John stood up and looked up at them. 'What is the usual procedure with this sort of thing anyway? Do you just…' he mimed shoveling.
'Well, no, we've got to be a bit careful. We'll let the family know that there's been a disturbance and put the body into a new coffin, and then we'll replace it properly. You know, in a dignified fashion, and respectfully.'
'Hm.' John frowned. 'So you'll avoid telling them that there was an ex-army-doctor literally dancing on her coffin for a bit.'
'Not literally,' Sherlock said. John looked at him. 'Well you're not dancing yet, and I don't suggest you start now. Look, if you're getting her out anyway, why not autopsy her?'
'Why though?' Lestrade asked.
'Because if something was missed, something medically relevant that connects her to the other corpses, then we'll need to know.'
'But not all of the other corpses were autopsied before burial. Some were, some weren't.'
'Then you'll have to dig them up to do them now!'
'Now wait a second, we can't do that…'
'Yeah,' John agreed. 'I'm with…' he turned to face Sherlock, and as he did so, the ground beneath his feet groaned ominously. 'Er…'
Sherlock squatted and looked down. 'Move that mud. How long does that crack extend?' Sherlock asked, pointing to the left side of the coffin.

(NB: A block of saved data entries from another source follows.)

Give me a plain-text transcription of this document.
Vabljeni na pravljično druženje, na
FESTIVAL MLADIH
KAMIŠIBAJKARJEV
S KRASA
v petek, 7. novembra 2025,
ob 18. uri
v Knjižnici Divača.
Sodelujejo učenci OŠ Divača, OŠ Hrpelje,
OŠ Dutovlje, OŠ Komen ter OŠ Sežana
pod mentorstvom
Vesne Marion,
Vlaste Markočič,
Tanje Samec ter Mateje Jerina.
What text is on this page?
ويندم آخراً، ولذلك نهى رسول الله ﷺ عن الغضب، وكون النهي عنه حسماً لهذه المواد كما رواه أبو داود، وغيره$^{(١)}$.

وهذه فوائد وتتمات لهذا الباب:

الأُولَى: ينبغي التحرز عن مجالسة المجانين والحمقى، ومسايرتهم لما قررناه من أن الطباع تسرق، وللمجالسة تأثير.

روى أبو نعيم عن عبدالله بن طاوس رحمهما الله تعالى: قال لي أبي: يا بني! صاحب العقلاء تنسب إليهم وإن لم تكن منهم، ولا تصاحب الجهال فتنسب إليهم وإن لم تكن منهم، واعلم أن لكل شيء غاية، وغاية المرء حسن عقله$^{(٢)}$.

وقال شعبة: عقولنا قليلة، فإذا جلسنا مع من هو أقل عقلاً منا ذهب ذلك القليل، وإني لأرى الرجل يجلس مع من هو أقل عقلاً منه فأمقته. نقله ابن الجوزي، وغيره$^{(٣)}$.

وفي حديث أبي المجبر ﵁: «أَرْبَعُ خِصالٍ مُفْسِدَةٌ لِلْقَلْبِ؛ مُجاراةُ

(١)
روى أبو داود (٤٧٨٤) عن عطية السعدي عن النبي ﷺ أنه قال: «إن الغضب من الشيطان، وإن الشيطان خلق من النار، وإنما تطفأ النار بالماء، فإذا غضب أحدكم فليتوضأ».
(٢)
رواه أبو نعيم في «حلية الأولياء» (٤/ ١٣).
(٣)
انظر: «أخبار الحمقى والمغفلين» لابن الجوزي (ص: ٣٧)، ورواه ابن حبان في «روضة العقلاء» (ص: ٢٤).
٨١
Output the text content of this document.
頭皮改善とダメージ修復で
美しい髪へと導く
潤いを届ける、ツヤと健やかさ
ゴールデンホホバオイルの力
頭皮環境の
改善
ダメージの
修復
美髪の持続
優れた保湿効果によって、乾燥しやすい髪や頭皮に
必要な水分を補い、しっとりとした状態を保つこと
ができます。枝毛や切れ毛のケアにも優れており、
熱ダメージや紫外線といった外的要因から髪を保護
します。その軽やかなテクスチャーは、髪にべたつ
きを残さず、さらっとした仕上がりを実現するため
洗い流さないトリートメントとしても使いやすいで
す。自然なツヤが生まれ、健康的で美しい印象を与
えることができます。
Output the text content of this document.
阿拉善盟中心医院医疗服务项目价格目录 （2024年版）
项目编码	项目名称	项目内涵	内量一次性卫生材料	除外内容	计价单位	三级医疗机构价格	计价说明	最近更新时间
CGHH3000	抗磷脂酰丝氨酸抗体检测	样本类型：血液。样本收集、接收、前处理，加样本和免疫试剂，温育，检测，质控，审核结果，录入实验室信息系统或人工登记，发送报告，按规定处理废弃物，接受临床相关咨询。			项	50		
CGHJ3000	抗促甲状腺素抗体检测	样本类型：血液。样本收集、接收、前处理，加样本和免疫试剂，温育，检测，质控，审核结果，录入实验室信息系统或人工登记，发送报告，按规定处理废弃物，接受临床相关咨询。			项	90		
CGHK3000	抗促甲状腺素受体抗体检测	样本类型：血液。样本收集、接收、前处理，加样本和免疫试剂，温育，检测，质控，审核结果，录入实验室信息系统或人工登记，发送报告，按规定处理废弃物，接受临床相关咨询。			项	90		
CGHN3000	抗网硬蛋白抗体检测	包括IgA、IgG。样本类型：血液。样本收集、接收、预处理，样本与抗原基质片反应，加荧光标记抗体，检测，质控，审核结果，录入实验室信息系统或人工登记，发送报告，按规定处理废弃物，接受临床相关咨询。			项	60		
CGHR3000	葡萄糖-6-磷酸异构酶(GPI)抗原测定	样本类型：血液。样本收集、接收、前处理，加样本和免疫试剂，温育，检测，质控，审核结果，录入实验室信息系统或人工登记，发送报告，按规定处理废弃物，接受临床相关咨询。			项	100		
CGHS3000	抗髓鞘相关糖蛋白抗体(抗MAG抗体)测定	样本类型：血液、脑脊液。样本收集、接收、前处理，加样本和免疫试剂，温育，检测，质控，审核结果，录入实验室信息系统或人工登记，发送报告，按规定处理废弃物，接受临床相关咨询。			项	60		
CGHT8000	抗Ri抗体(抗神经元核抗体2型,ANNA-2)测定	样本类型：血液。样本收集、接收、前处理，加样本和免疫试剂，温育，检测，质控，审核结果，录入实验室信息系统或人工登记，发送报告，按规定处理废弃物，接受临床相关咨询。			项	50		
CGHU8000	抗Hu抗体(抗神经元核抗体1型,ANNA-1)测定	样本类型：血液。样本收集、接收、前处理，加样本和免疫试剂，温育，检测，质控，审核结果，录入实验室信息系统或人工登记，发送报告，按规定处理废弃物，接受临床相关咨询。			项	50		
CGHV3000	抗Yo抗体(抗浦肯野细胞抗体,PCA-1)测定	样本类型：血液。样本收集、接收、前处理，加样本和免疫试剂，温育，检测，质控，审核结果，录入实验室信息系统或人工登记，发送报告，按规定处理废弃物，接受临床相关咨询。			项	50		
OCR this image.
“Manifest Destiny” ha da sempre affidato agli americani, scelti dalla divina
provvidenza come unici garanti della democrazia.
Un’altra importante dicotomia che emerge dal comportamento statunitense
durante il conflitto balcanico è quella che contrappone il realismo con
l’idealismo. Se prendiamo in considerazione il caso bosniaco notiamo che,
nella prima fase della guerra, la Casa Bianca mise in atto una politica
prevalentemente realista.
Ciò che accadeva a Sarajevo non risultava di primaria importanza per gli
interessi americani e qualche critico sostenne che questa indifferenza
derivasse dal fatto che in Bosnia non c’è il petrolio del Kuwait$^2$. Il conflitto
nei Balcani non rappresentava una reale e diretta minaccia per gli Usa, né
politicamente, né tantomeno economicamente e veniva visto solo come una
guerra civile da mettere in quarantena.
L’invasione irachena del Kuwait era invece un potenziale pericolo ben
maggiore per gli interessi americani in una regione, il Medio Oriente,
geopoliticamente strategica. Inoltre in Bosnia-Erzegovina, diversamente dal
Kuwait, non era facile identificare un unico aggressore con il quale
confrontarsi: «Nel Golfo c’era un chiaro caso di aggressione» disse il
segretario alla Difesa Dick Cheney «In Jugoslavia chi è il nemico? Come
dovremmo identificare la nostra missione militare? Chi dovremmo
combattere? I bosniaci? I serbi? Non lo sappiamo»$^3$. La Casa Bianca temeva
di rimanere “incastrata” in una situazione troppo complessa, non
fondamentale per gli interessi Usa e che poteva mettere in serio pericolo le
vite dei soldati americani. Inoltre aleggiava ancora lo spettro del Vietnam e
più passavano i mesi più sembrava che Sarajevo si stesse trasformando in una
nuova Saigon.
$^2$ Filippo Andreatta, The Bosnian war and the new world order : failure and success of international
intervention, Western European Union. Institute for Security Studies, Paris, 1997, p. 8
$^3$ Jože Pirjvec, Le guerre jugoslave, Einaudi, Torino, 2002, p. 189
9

'No, you pull me out of here.' John grabbed onto Sherlock's wrists, but he was shaken off.
'You're there now! We can't leave it half done just because you're getting unnerved.'
'Fine, you get down here then.'
'Don't be ridiculous; it clearly won't take both of our weights. Just move the mud.' Sherlock looked earnestly at John and blinked a lot. 'Please.'
John shook his head. Very gingerly, he moved the mud from the side of the coffin with the side of his shoe. The crack extended beyond half way down the coffin, and was a good three inches wide at points.
'Well, I'm glad I didn't see that before I got down here,' John commented.
'It's clearly taking your weight. Have a closer look.'
John carefully squatted again, and looked at the side of the coffin. It was clear quite quickly that the person had worked their way inside and moved the woman's left arm. John quite quickly found the hand, and he moved it very carefully.
'He's been at the hand. It's been pulled about.'
'Are you sure?'
'Pretty sure. Most of it's intact, but a digit's been pulled free.'
'Oh, Christ!' Lestrade said, and he paled and moved away.
'Is there any jewellery?' Sherlock asked.
'Nope. Certainly none I can find.'
'Is the detached digit still there?'
'Yep. Her ring finger, but no ring on it.' John stood up and looked at Sherlock. 'Anything else, you'll have to wait for her to be out the hole. OK?'
Sherlock looked as though it was some distance from 'OK', but he nodded anyway.
'Good,' John said. 'Right, help me out.'
'You're all muddy. Can't you just pull yourself up?'
John glared. He did start to pull himself out though. Lestrade returned to hook a hand under his armpit, but the grass was slick and he lost his footing. He let go rather than be pulled into the hole, and John slid and tumbled down again, landing back on the coffin lid, which gave a resounding crack.
'Oh, shit,' John said, and he started scrambling up again, clawing at the grass and soil to get a purchase.
Sherlock did finally join in, and he and Lestrade together pulled him from the grave. The sudden movement caused the three of them to tumble down together, right on top of the next grave over.
'Well, this is dignified,' John said.
'You're covering me with dirt,' Sherlock replied.
'But you're out the grave, so that's a good thing,' Lestrade added.